Dans son mémoire (online), Issaka Ouédraogo explique que « l’exploitation minière est une activité qui engendre d’énormes problèmes environnementaux et socio-économiques ». Au titre de ces problèmes, il cite « (…) les risques de pollution de l’air, des sols, des eaux de surfaces et souterraines ; la perte des superficies agricoles ; le déplacement et le recasement des populations affectées ainsi que la perte de certaines valeurs culturelles ». En outre, « l’utilisation de produits chimiques hautement toxiques comme le cyanure ou le mercure peut être source de problème de santé publique (…) », ajoute Issaka Ouédraogo dans son mémoire (online).

L’exploitation minière n’est compatible ni avec l’élevage ni avec l’agriculture

Un avenir en otage

La mine de Kalsaka est un exemple palpable du désastre environnemental causé par l’exploitation minière. Un lieu auparavant rempli d’arbres et d’arbustes mais aujourd’hui désert ; des trous béants profonds de 80 à 120 m, parfois pleins d’eau verdâtre ou grisâtre ; des collines de graviers… ; c’est le spectacle que notre confrère Sidwaya nous a donné de voir sur la mine de Kalsaka 5 ans après sa fermeture. Les riverains eux-mêmes sortent du silence. Leurs mots sont empreints de regrets et de désillusion. Alors qu’ils ont vendu leurs terres à des sommes dérisoires (ndlr : environ 200 000 F par hectare), les voilà aujourd’hui dans l’incapacité de bien vivre à base d’agriculture et d’élevage. Les animaux mourant soit empoisonnés par les eaux polluées, soit tombés dans les trous. Les terres saines pour la culture et le pâturage sont devenues insuffisantes aussi après l’exploitation minière. Même l’eau que les paysans boivent serait polluée au point que les visiteurs sur la mine en son temps n’en buvaient pas et ne s’en baignaient pas. Pire, certains paysans estiment avoir vendu l’avenir de leurs enfants. « En tant que cultivateurs, nous avons commis une grave erreur », regrettent-ils.

L’exploitation aurifère, un mal nécessaire ?

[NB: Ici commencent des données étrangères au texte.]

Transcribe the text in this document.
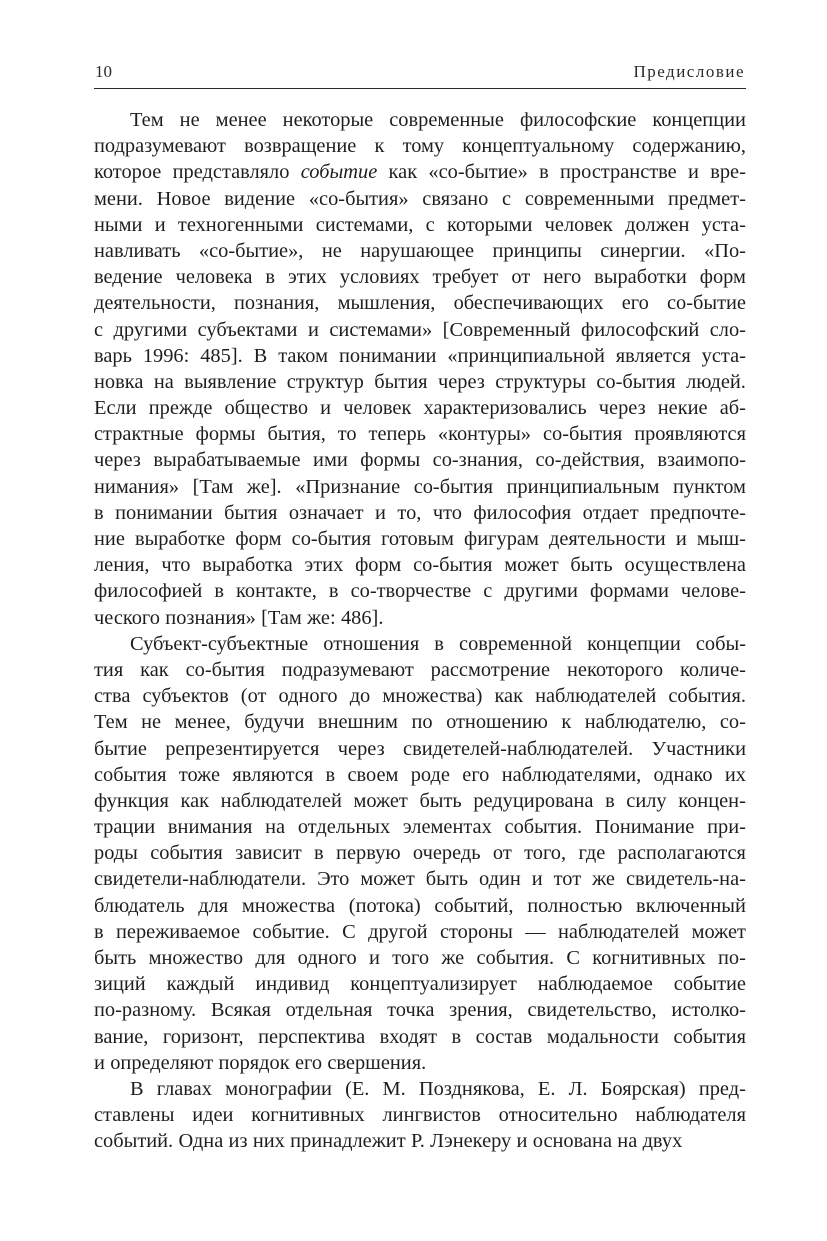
10	Предисловие
Тем не менее некоторые современные философские концепции
подразумевают возвращение к тому концептуальному содержанию,
которое представляло событие как «со-бытие» в пространстве и вре-
мени. Новое видение «со-бытия» связано с современными предмет-
ными и техногенными системами, с которыми человек должен уста-
навливать «со-бытие», не нарушающее принципы синергии. «По-
ведение человека в этих условиях требует от него выработки форм
деятельности, познания, мышления, обеспечивающих его со-бытие
с другими субъектами и системами» [Современный философский сло-
варь 1996: 485]. В таком понимании «принципиальной является уста-
новка на выявление структур бытия через структуры со-бытия людей.
Если прежде общество и человек характеризовались через некие аб-
страктные формы бытия, то теперь «контуры» со-бытия проявляются
через вырабатываемые ими формы со-знания, со-действия, взаимопо-
нимания» [Там же]. «Признание со-бытия принципиальным пунктом
в понимании бытия означает и то, что философия отдает предпочте-
ние выработке форм со-бытия готовым фигурам деятельности и мыш-
ления, что выработка этих форм со-бытия может быть осуществлена
философией в контакте, в со-творчестве с другими формами челове-
ческого познания» [Там же: 486].
Субъект-субъектные отношения в современной концепции собы-
тия как со-бытия подразумевают рассмотрение некоторого количе-
ства субъектов (от одного до множества) как наблюдателей события.
Тем не менее, будучи внешним по отношению к наблюдателю, со-
бытие репрезентируется через свидетелей-наблюдателей. Участники
события тоже являются в своем роде его наблюдателями, однако их
функция как наблюдателей может быть редуцирована в силу концен-
трации внимания на отдельных элементах события. Понимание при-
роды события зависит в первую очередь от того, где располагаются
свидетели-наблюдатели. Это может быть один и тот же свидетель-на-
блюдатель для множества (потока) событий, полностью включенный
в переживаемое событие. С другой стороны — наблюдателей может
быть множество для одного и того же события. С когнитивных по-
зиций каждый индивид концептуализирует наблюдаемое событие
по-разному. Всякая отдельная точка зрения, свидетельство, истолко-
вание, горизонт, перспектива входят в состав модальности события
и определяют порядок его свершения.
В главах монографии (Е. М. Позднякова, Е. Л. Боярская) пред-
ставлены идеи когнитивных лингвистов относительно наблюдателя
событий. Одна из них принадлежит Р. Лэнекеру и основана на двух
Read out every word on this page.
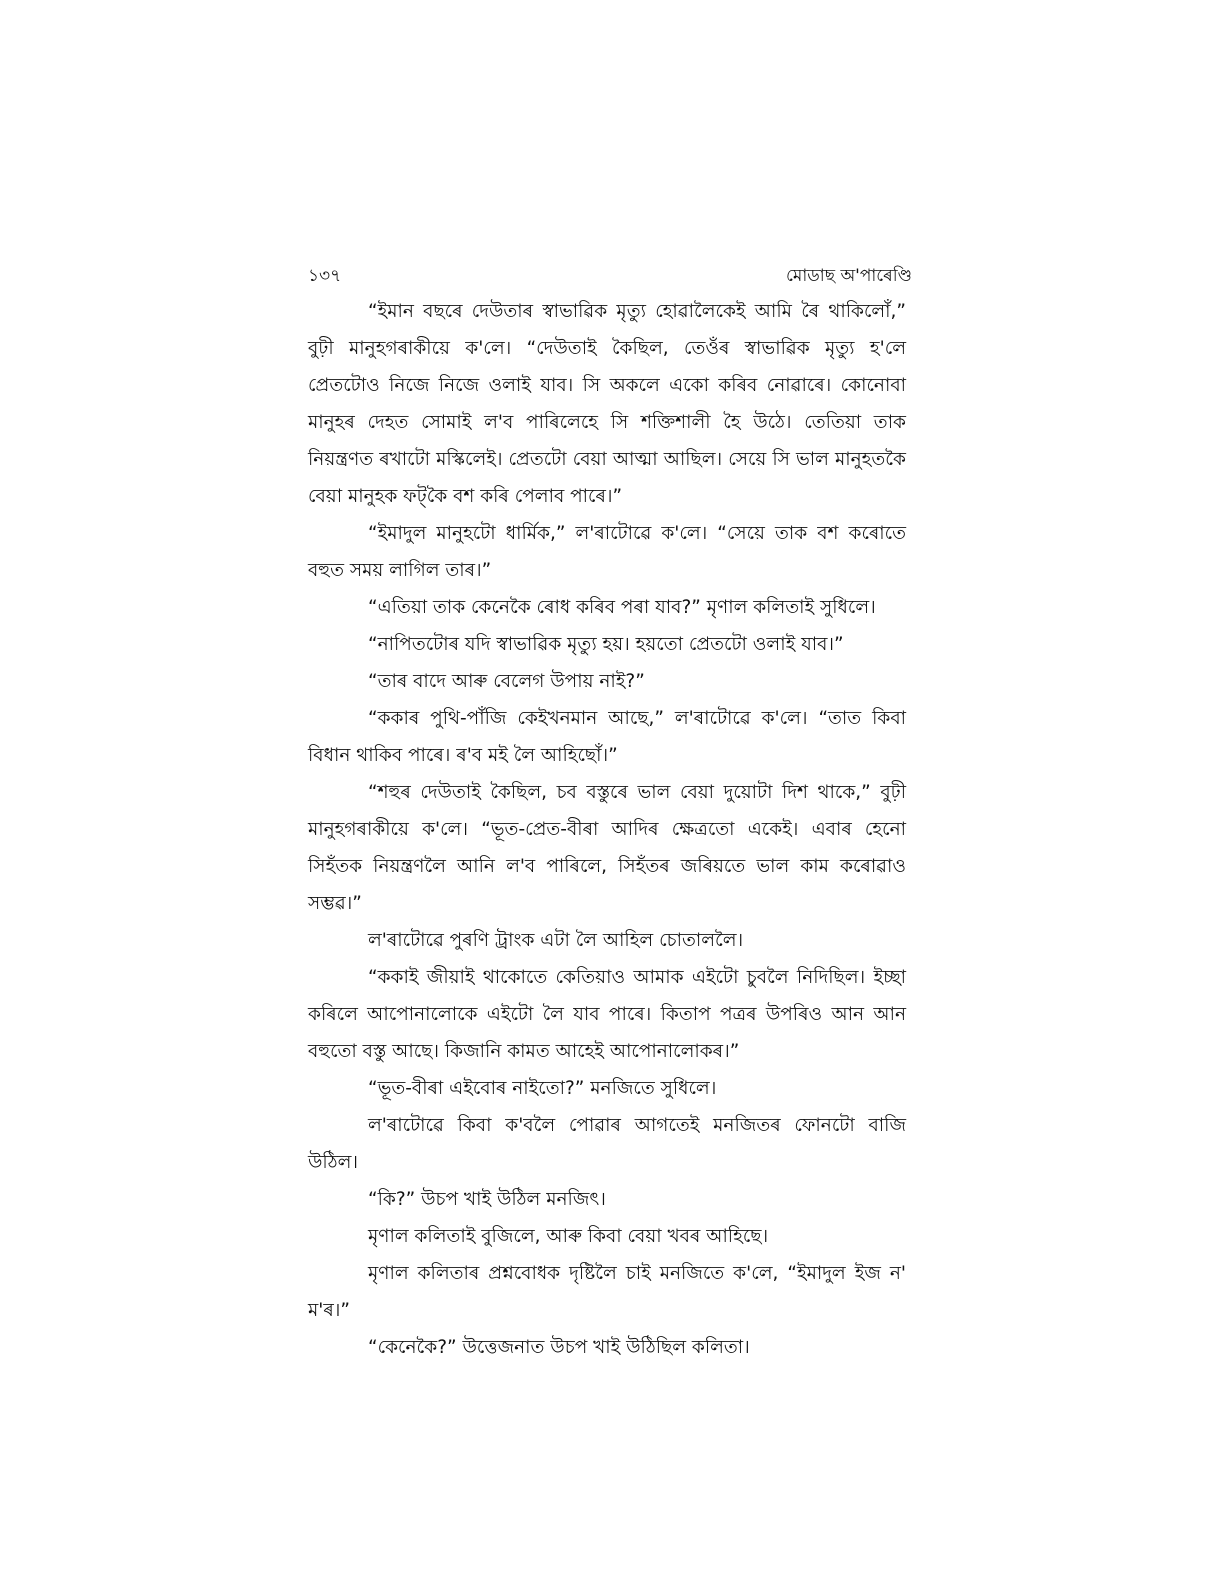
১৩৭	মোডাছ অ'পাৰেণ্ডি

“ইমান বছৰে দেউতাৰ স্বাভাৱিক মৃত্যু হোৱালৈকেই আমি ৰৈ থাকিলোঁ,” বুঢ়ী মানুহগৰাকীয়ে ক'লে। “দেউতাই কৈছিল, তেওঁৰ স্বাভাৱিক মৃত্যু হ'লে প্ৰেতটোও নিজে নিজে ওলাই যাব। সি অকলে একো কৰিব নোৱাৰে। কোনোবা মানুহৰ দেহত সোমাই ল'ব পাৰিলেহে সি শক্তিশালী হৈ উঠে। তেতিয়া তাক নিয়ন্ত্ৰণত ৰখাটো মস্কিলেই। প্ৰেতটো বেয়া আত্মা আছিল। সেয়ে সি ভাল মানুহতকৈ বেয়া মানুহক ফট্‌কৈ বশ কৰি পেলাব পাৰে।”

“ইমাদুল মানুহটো ধাৰ্মিক,” ল'ৰাটোৱে ক'লে। “সেয়ে তাক বশ কৰোতে বহুত সময় লাগিল তাৰ।”

“এতিয়া তাক কেনেকৈ ৰোধ কৰিব পৰা যাব?” মৃণাল কলিতাই সুধিলে।

“নাপিতটোৰ যদি স্বাভাৱিক মৃত্যু হয়। হয়তো প্ৰেতটো ওলাই যাব।”

“তাৰ বাদে আৰু বেলেগ উপায় নাই?”

“ককাৰ পুথি-পাঁজি কেইখনমান আছে,” ল'ৰাটোৱে ক'লে। “তাত কিবা বিধান থাকিব পাৰে। ৰ'ব মই লৈ আহিছোঁ।”

“শহুৰ দেউতাই কৈছিল, চব বস্তুৰে ভাল বেয়া দুয়োটা দিশ থাকে,” বুঢ়ী মানুহগৰাকীয়ে ক'লে। “ভূত-প্ৰেত-বীৰা আদিৰ ক্ষেত্ৰতো একেই। এবাৰ হেনো সিহঁতক নিয়ন্ত্ৰণলৈ আনি ল'ব পাৰিলে, সিহঁতৰ জৰিয়তে ভাল কাম কৰোৱাও সম্ভৱ।”

ল'ৰাটোৱে পুৰণি ট্ৰাংক এটা লৈ আহিল চোতাললৈ।

“ককাই জীয়াই থাকোতে কেতিয়াও আমাক এইটো চুবলৈ নিদিছিল। ইচ্ছা কৰিলে আপোনালোকে এইটো লৈ যাব পাৰে। কিতাপ পত্ৰৰ উপৰিও আন আন বহুতো বস্তু আছে। কিজানি কামত আহেই আপোনালোকৰ।”

“ভূত-বীৰা এইবোৰ নাইতো?” মনজিতে সুধিলে।

ল'ৰাটোৱে কিবা ক'বলৈ পোৱাৰ আগতেই মনজিতৰ ফোনটো বাজি উঠিল।

“কি?” উচপ খাই উঠিল মনজিৎ।

মৃণাল কলিতাই বুজিলে, আৰু কিবা বেয়া খবৰ আহিছে।

মৃণাল কলিতাৰ প্ৰশ্নবোধক দৃষ্টিলৈ চাই মনজিতে ক'লে, “ইমাদুল ইজ ন' ম'ৰ।”

“কেনেকৈ?” উত্তেজনাত উচপ খাই উঠিছিল কলিতা।
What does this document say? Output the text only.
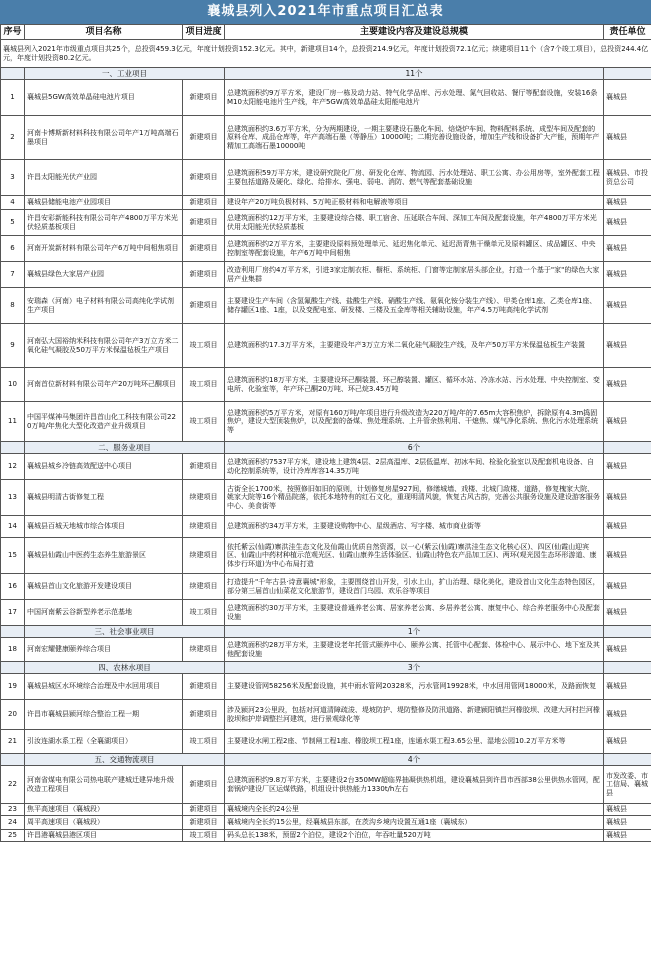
襄城县列入2021年市重点项目汇总表
序号	项目名称	项目进度	主要建设内容及建设总规模	责任单位
襄城县列入2021年市级重点项目共25个，总投资459.3亿元，年度计划投资152.3亿元。其中，新建项目14个，总投资214.9亿元，年度计划投资72.1亿元；续建项目11个（含7个竣工项目），总投资244.4亿元，年度计划投资80.2亿元。				
	一、工业项目		11个	
1	襄城县5GW高效单晶硅电池片项目	新建项目	总建筑面积约9万平方米，建设厂房一栋及动力站、特气化学品库、污水处理、氮气回收站、餐厅等配套设施，安装16条M10太阳能电池片生产线，年产5GW高效单晶硅太阳能电池片	襄城县
2	河南卡博斯新材料科技有限公司年产1万吨高端石墨项目	新建项目	总建筑面积约3.6万平方米，分为两期建设，一期主要建设石墨化车间、焙烧炉车间、物料配料系统、成型车间及配套的原料仓库、成品仓库等，年产高端石墨（等静压）10000吨；二期完善设施设备，增加生产线和设备扩大产能，预期年产精加工高端石墨10000吨	襄城县
3	许昌太阳能光伏产业园	新建项目	总建筑面积59万平方米，建设研究院化厂房、研发化仓库、物流园、污水处理站、职工公寓、办公用房等，室外配套工程主要包括道路及硬化、绿化、给排水、强电、弱电、消防、燃气等配套基础设施	襄城县、市投资总公司
4	襄城县储能电池产业园项目	新建项目	建设年产20万吨负极材料、5万吨正极材料和电解液等项目	襄城县
5	许昌安彩新能科技有限公司年产4800万平方米光伏轻质基板项目	新建项目	总建筑面积约12万平方米，主要建设综合楼、职工宿舍、压延联合车间、深加工车间及配套设施，年产4800万平方米光伏用太阳能光伏轻质基板	襄城县
6	河南开炭新材料有限公司年产6万吨中间相焦项目	新建项目	总建筑面积约2万平方米，主要建设原料预处理单元、延迟焦化单元、延迟沥青焦干燥单元及原料罐区、成品罐区、中央控制室等配套设施，年产6万吨中间相焦	襄城县
7	襄城县绿色大家居产业园	新建项目	改造利用厂房约4万平方米，引进3家定制衣柜、橱柜、系统柜、门窗等定制家居头部企业，打造一个基于"家"的绿色大家居产业集群	襄城县
8	安瑞森（河南）电子材料有限公司高纯化学试剂生产项目	新建项目	主要建设生产车间（含氢氟酸生产线、盐酸生产线、硝酸生产线、氨氧化铵分装生产线）、甲类仓库1座、乙类仓库1座、储存罐区1座、1座，以及变配电室、研发楼、三楼及五金库等相关辅助设施，年产4.5万吨高纯化学试剂	襄城县
9	河南弘大国裕纳米科技有限公司年产3万立方米二氧化硅气凝胶及50万平方米保温毡板生产项目	竣工项目	总建筑面积约17.3万平方米，主要建设年产3万立方米二氧化硅气凝胶生产线，及年产50万平方米保温毡板生产装置	襄城县
10	河南首位新材料有限公司年产20万吨环己酮项目	竣工项目	总建筑面积约18万平方米，主要建设环己酮装置、环己醇装置、罐区、循环水站、冷冻水站、污水处理、中央控制室、变电所、化验室等，年产环己酮20万吨、环己烷3.45万吨	襄城县
11	中国平煤神马集团许昌首山化工科技有限公司220万吨/年焦化大型化改造产业升级项目	竣工项目	总建筑面积约5万平方米，对原有160万吨/年项目进行升级改造为220万吨/年的7.65m大容积焦炉，拆除原有4.3m捣固焦炉，建设大型顶装焦炉，以及配套的备煤、焦处理系统、上升管余热利用、干熄焦、煤气净化系统、焦化污水处理系统等	襄城县
	二、服务业项目		6个	
12	襄城县城乡冷链高效配送中心项目	新建项目	总建筑面积约7537平方米，建设地上建筑4层、2层高温库、2层低温库、初冰车间、检验化验室以及配套机电设备、自动化控制系统等，设计冷库库容14.35万吨	襄城县
13	襄城县明清古街修复工程	续建项目	古街全长1700米，按照修旧如旧的原则，计划修复房屋927间，修缮城墙、戏楼、北城门敌楼、道路，修复槐家大院、姚家大院等16个精品院落，依托本地特有的红石文化，重现明清风貌，恢复古风古韵，完善公共服务设施及建设游客服务中心、美食街等	襄城县
14	襄城县百城天地城市综合体项目	续建项目	总建筑面积约34万平方米，主要建设购物中心、星级酒店、写字楼、城市商业街等	襄城县
15	襄城县仙霞山中医药生态养生旅游景区	续建项目	依托紫云(仙霞)寨洪洼生态文化及仙霞山优质自然资源，以一心(紫云(仙霞)寨洪洼生态文化核心区)、四区(仙霞山迎宾区、仙霞山中药材种植示范观光区、仙霞山康养生活体验区、仙霞山特色农产品加工区)、两环(观光园生态环形游道、康体步行环道)为中心布局打造	襄城县
16	襄城县首山文化旅游开发建设项目	续建项目	打造提升"千年古县·诗意襄城"形象，主要围绕首山开发，引水上山，扩山治理、绿化美化，建设首山文化生态特色园区，部分第三届首山仙菜花文化旅游节，建设首门乌园、欢乐谷等项目	襄城县
17	中国河南紫云谷新型养老示范基地	竣工项目	总建筑面积约30万平方米，主要建设普通养老公寓、居家养老公寓、乡居养老公寓、康复中心、综合养老服务中心及配套设施	襄城县
	三、社会事业项目		1个	
18	河南宏耀健康颐养综合项目	续建项目	总建筑面积约28万平方米，主要建设老年托管式颐养中心、颐养公寓、托管中心配套、体检中心、展示中心、地下室及其他配套设施	襄城县
	四、农林水项目		3个	
19	襄城县城区水环境综合治理及中水回用项目	新建项目	主要建设管网58256米及配套设施，其中雨水管网20328米，污水管网19928米，中水回用管网18000米，及路面恢复	襄城县
20	许昌市襄城县颍河综合整治工程一期	新建项目	涉及颍河23公里段，包括对河道清障疏浚、堤坡防护、堤防整修及防汛道路、新建颍阳镇拦河橡胶坝、改建大河村拦河橡胶坝和护岸调整拦河建筑，进行景观绿化等	襄城县
21	引汝连湖水系工程（全襄湖项目）	竣工项目	主要建设水闸工程2座、节制闸工程1座、橡胶坝工程1座，连通水渠工程3.65公里、湿地公园10.2万平方米等	襄城县
	五、交通物流项目		4个	
22	河南省煤电有限公司热电联产建城迁建异地升级改造工程项目	新建项目	总建筑面积约9.8万平方米，主要建设2台350MW超临界抽凝供热机组，建设襄城县到许昌市西部38公里供热水管网，配套锅炉建设厂区运煤铁路，机组设计供热能力1330t/h左右	市发改委、市工信局、襄城县
23	焦平高速项目（襄城段）	新建项目	襄城境内全长约24公里	襄城县
24	周平高速项目（襄城段）	新建项目	襄城境内全长约15公里，经襄城县东部，在茨沟乡境内设置互通1座（襄城东）	襄城县
25	许昌港襄城县港区项目	竣工项目	码头总长138米，预留2个泊位，建设2个泊位，年吞吐量520万吨	襄城县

Ce couteau à double tranchant qu’est l’exploitation minière est une question délicate. Il est clair que le bien-être des populations hôtes n’est pas le premier souci des sociétés minières qui sont généralement des sociétés étrangères. Quid du gouvernement, dont les victimes sont les compatriotes ? En effet, le gouvernement n’ignore pas les conséquences de l’installation de telles sociétés sur la vie des populations. Est-ce la meilleure décision à prendre, surtout quand on sait que l’agriculture et l’élevage ont longtemps été la principale activité au Burkina ? Même si elles participent au développement des localités hôtes, il faut se rappeler que les sociétés minières ne s’y impliqueront plus une fois qu’elles auront fermé. Que deviennent les nationaux recrutés au sein de ces sociétés après leur fermeture ? Ne serait-il pas mieux de penser des investissements astucieux dans des secteurs tels l’élevage et l’agriculture, afin d’améliorer leur rentabilité et en générer plus d’emplois qui dureront sur le long terme ? Il y a des pistes à explorer certes, mais quand on connaît les recettes générées par les mines, on est tenté de se demander si l’on peut s’en passer ? Finalement, est-ce un mal nécessaire qu’il faut accueillir et subir ? Si c’est le cas, il faudrait prendre des mesures pour que les premières victimes, à savoir les populations hôtes, analphabètes pour la plupart, puissent en tirer un meilleur profit et en connaissance de cause.